Ada nggak yach... karakter yang keukeuh mencintai tanpa syarat secara tulus dan sederhana, yang ketika dia tau bahwa kekasihnya bukan " orang biasa ", kemudian dia menganggap hal itu hanyalah sebagai bonus ?

Gue harus angkat bahu !

Tapi okelah.... daripada pusing, gue anggap aja itu sabagai hiburan semata.
Gue gak ada masalah sama penulis ceritanya.... semoga keep on writing.
Bahkan gue musti angkat jempol ! Kenapa ?

Karena di tengah banyaknya teriakan mengangkat realita, justru inilah relita. Hebat banget !

Diakui atau tidak, inilah potret masyarakat dunia sekarang ini. Faktanya memang begitu. Banyak yang harus diperhitungkan untuk memberi dan menerima cinta. Busyet...!!!

" Cinta sih bisa numbuh sendiri.... asal ada reward-nya " Walah....!

Gue banyak nemuin, cewek yang nangis-nangis ketika dikawinin, menolak dijodohin sama cowok yang menurut orang tuanya selevel. Tapi toh, ternyata hamil juga, punya anak juga, banyak malah. Yang gue liat sich cukup comfort dan enjoy banget.

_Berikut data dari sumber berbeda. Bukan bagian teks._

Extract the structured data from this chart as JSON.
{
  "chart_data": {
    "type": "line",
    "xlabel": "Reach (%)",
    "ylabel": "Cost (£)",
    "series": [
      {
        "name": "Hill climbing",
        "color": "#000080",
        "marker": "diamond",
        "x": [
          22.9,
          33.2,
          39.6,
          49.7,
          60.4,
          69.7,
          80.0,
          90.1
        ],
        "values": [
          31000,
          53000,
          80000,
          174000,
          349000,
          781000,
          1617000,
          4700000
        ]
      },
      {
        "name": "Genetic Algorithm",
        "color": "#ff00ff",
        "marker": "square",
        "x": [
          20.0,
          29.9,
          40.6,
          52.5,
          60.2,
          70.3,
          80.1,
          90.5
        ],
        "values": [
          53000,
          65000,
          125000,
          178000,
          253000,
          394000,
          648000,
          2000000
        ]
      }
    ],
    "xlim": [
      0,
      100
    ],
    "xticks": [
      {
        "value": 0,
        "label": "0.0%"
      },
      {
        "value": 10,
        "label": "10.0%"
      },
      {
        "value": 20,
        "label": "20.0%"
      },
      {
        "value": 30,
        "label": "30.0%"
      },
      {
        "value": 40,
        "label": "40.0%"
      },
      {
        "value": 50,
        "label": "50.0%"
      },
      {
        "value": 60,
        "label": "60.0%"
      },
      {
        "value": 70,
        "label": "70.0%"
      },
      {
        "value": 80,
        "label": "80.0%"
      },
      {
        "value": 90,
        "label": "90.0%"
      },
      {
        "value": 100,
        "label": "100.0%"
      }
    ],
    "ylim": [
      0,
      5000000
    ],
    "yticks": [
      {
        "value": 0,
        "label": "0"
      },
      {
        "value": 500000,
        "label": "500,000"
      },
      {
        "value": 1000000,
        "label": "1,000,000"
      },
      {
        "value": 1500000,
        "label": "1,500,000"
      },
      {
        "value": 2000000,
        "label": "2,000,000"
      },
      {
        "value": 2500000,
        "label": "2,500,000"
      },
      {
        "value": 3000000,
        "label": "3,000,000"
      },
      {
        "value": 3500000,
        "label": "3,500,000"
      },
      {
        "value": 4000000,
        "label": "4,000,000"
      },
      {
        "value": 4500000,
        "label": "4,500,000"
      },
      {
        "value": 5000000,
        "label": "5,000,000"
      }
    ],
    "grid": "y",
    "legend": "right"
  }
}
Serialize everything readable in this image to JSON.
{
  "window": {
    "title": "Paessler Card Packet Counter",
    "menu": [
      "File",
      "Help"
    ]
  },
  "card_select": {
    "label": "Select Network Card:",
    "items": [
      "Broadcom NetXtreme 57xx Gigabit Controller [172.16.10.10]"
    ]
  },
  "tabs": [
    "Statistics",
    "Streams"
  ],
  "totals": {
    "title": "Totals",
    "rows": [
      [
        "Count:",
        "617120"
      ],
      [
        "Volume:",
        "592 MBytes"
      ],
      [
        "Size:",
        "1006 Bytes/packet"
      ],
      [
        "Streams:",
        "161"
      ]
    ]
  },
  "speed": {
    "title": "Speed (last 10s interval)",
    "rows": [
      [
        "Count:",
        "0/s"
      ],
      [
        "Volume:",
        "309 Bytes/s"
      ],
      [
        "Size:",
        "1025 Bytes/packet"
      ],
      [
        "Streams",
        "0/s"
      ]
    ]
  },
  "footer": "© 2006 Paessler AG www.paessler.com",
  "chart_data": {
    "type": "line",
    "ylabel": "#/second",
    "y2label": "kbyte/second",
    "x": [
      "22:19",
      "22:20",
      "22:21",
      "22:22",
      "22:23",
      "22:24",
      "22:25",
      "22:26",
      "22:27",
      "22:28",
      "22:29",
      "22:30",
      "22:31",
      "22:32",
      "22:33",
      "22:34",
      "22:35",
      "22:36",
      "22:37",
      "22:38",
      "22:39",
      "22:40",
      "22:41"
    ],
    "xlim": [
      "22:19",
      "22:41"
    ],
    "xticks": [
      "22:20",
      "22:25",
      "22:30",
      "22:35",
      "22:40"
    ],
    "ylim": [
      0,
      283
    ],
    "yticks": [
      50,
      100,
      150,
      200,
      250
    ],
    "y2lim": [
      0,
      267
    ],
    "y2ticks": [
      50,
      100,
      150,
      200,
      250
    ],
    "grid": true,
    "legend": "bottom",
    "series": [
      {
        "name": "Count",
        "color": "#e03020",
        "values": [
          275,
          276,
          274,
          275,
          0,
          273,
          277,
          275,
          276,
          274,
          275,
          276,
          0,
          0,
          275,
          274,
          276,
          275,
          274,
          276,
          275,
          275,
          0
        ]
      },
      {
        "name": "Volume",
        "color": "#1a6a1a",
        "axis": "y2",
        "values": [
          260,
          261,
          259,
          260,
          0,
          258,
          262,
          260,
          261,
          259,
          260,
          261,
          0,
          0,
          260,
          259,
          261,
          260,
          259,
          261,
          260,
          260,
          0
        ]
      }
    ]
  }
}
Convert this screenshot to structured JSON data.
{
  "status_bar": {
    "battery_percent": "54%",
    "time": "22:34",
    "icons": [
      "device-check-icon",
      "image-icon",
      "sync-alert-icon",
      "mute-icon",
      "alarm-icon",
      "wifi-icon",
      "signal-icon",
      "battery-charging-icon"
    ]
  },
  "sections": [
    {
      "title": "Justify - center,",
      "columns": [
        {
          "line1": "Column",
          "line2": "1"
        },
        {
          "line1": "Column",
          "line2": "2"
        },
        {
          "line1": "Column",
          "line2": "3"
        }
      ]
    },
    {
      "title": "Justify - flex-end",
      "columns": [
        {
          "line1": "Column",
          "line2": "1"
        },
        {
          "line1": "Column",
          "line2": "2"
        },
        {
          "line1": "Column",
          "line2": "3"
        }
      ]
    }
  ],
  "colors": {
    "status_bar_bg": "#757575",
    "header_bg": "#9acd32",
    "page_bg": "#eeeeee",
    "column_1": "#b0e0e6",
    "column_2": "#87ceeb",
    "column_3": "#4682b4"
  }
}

Sementara gue yakin, dalam FTV tadi kalau si cowok memang beneran rakyat biasa, dia pasti akan tetep gigit jari.

Ya... begitulah sob....
Inilah realita...
Relita level !

1 comment:

  1. Setuju Pak jarang ada cinta yang tulus lagi. Btw tapi memang sebetulnya bngsa ini butuh tontonan yanglebih menginspirasi.